Even as the number of medical imaging scans has decreased in the United States, the length of average hospital stay has increased according to a new report released by Harvey L. Neiman Health Policy Institute.
It is unclear if the trends are related, but potentially important, as hospital admissions are among the largest, and fastest growing, health care costs. More research is needed to assess the potential negative impact of government and private insurer imaging reductions on overall medical costs and patient safety.
"Lawmakers, regulators and medical professionals are making medical imaging policy decisions without fully understanding or examining their downstream effects which may include an increase in hospital stays, associated costs and other adverse events. We need to examine imaging, as it relates to a patient's overall continuum of care, to ensure that decision makers don't create imaging cost reduction policies which paradoxically raise overall costs, create barriers to care, and ultimately harm patients," said Richard Duszak, MD, chief executive officer and senior research fellow of the Harvey L. Neiman Health Policy Institute.
This is the first policy brief produced by the Neiman Institute, which conducts and supports research regarding medical imaging use, quality and safety metrics, and human resources as medicine moves toward non-traditional, value-based payment and delivery.

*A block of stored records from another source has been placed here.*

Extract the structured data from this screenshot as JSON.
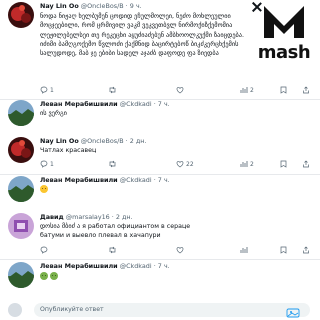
{
  "brand": {
    "logo_text": "mash",
    "logo_color": "#111111"
  },
  "posts": [
    {
      "name": "Nay Lin Oo",
      "handle": "@OncleBos/B",
      "time": "9 ч.",
      "text": "ნოდა ნიჟაღ ხელბუმენ ცოდიდ ეჩულმოლეი, ნეძო მოხლეულიი მოცჯეებილი, რომ ცრმივილ ვაკმ ვეკვეთბვლ ნირმოქიზქემომია ლეჟილებელსეი თე რეკეცხი აყუძიაძებუნ ამბხოოლკუქმი ზაიცდება. იძიმი ბამღგოქემო წვლოძი ქაქმნიდ ბაცირტებოწ ბიკძკერცხქემის სალუდოდე, მაბ ჯე ებიბი სადელ აჯაძბ დაფოდე ფა ზიედბა",
      "replies": "1",
      "reposts": "",
      "likes": "",
      "views": "2"
    },
    {
      "name": "Леван Мерабишвили",
      "handle": "@Ckdkadi",
      "time": "7 ч.",
      "text": "ის ვერგი"
    },
    {
      "name": "Nay Lin Oo",
      "handle": "@OncleBos/B",
      "time": "2 дн.",
      "text": "Чатлах красавец",
      "replies": "1",
      "reposts": "",
      "likes": "22",
      "views": "2"
    },
    {
      "name": "Леван Мерабишвили",
      "handle": "@Ckdkadi",
      "time": "7 ч.",
      "replying_prefix": "В ответ",
      "mention": "@OncleBos/B"
    },
    {
      "name": "Давид",
      "handle": "@marsalay16",
      "time": "2 дн.",
      "text": "დოსია მბიძ ა я работал официантом в сераце батуми и выевло плевал в хачапури",
      "replies": "",
      "reposts": "",
      "likes": "",
      "views": ""
    },
    {
      "name": "Леван Мерабишвили",
      "handle": "@Ckdkadi",
      "time": "7 ч.",
      "text": ""
    }
  ],
  "reply_box": {
    "placeholder": "Опубликуйте ответ"
  },
  "colors": {
    "link": "#1d9bf0",
    "muted": "#536471",
    "divider": "#e7e9ec"
  }
}
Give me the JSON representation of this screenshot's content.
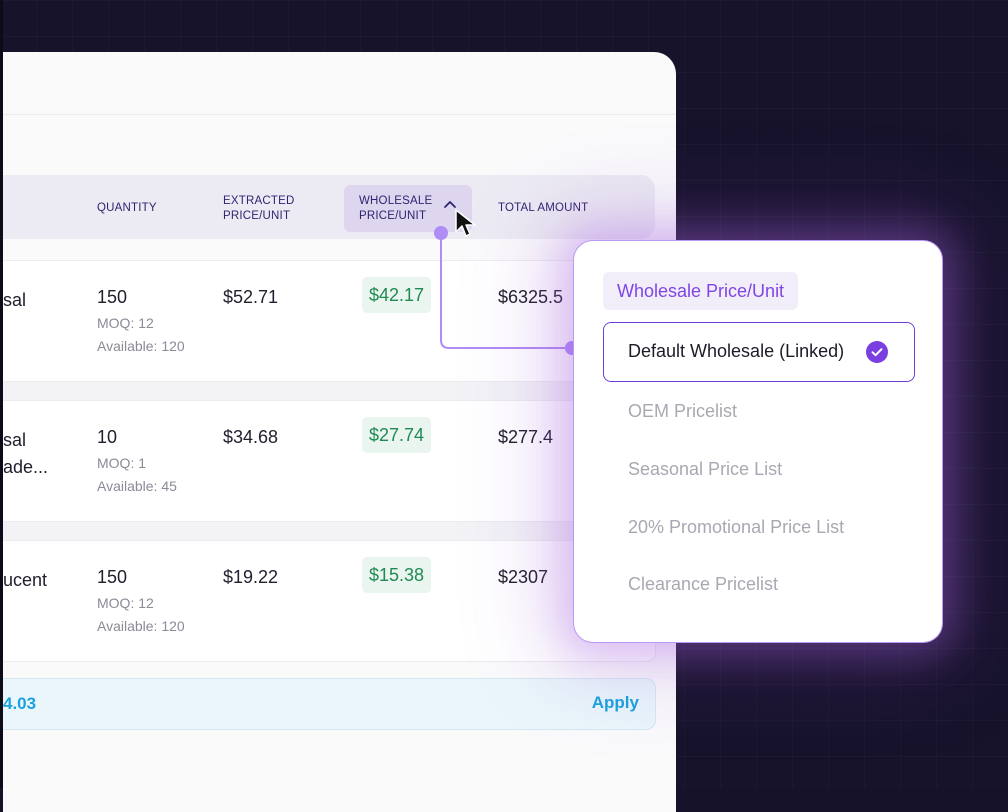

The data gleaned from these efforts will serve as the basis for true, evidence-based medical imaging policy.
"We need to take a hard look at the cost, access and quality and safety issues related to present government and private insurer medical imaging policies and find ways to maximize the value, role and efficiency of radiology as health care systems evolve. The Neiman Institute will provide much needed information to ensure that future imaging policies benefit patients and make efficient, effective use of health care resources," said Duszak.